The report analyzed 20 media companies that account for almost 55 percent of the media industry’s revenue.

He further noted that Indian media companies were slow to adapt to the growing digital influence, despite factors such as growing number of smartphone users, growing internet penetration, affordable data prices in India (approximately 0.2 dollars per GB of mobile data) and the adoption of 5G. However, this is likely to change in the coming years.

“To better ride the digital wave, media companies have started focusing on digital modes like over-the-top platforms, social media and mobile apps,” Manish Gupta, senior director at CRISIL Ratings, said in a statement. As a result, the digital segment will continue to increase its share of media player revenue, rising from approximately 12 percent in fiscal 2024 (up from approximately 8 percent in fiscal 2019) to more than 18 percent in fiscal 2027, as consumers increasingly turn to digital platforms for news and other media content, he added.
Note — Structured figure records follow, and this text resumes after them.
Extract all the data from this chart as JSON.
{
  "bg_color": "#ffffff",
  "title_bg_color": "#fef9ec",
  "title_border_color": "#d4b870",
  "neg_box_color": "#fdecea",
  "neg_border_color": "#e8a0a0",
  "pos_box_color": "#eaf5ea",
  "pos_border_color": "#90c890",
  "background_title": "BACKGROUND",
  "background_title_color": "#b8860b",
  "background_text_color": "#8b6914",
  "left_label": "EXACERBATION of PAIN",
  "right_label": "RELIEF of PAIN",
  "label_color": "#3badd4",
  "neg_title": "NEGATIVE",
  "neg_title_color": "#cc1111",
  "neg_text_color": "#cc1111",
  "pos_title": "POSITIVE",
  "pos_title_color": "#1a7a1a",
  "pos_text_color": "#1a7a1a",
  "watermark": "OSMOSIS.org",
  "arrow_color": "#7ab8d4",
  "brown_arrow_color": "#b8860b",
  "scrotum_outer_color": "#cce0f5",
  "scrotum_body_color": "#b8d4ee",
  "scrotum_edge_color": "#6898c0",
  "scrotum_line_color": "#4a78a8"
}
However, the digital segment has been a drag on media companies’ profitability due to high initial spending on labor, content creation and marketing, as companies struggled to identify customers and markets for their products. Additionally, competition has limited margin improvement as consumers have many free content alternatives.

“Operational performance in the digital segment is now expected to improve,” said Ankit Hakhu, director, CRISIL Ratings. “Product discovery means that companies have begun to identify the customer segments most appropriate for their product offerings, allowing them to control promotional spending by making them more targeted. Within the CRISIL Ratings study, at least 8 out of 20 companies have achieved or identified this adjustment to a reasonable degree,” he added.

Targeted advertising and better identification of customer segments are expected to improve margins in the digital segment, which has struggled with profitability in recent years. According to the report, the industry recorded approximately 20 percent operating losses in fiscal 2024.

The report also highlighted that the improvement in overall operating profitability remains sensitive to movements in key raw material prices and input costs, such as newsprint (NP) prices, which account for between 30 and 40 percent of total costs. Geopolitical or other issues in the global supply chain could cause unexpected volatility in NP prices, as seen in fiscal 2023, when prices averaged $840 per ton, a year-over-year increase of about 23 percent.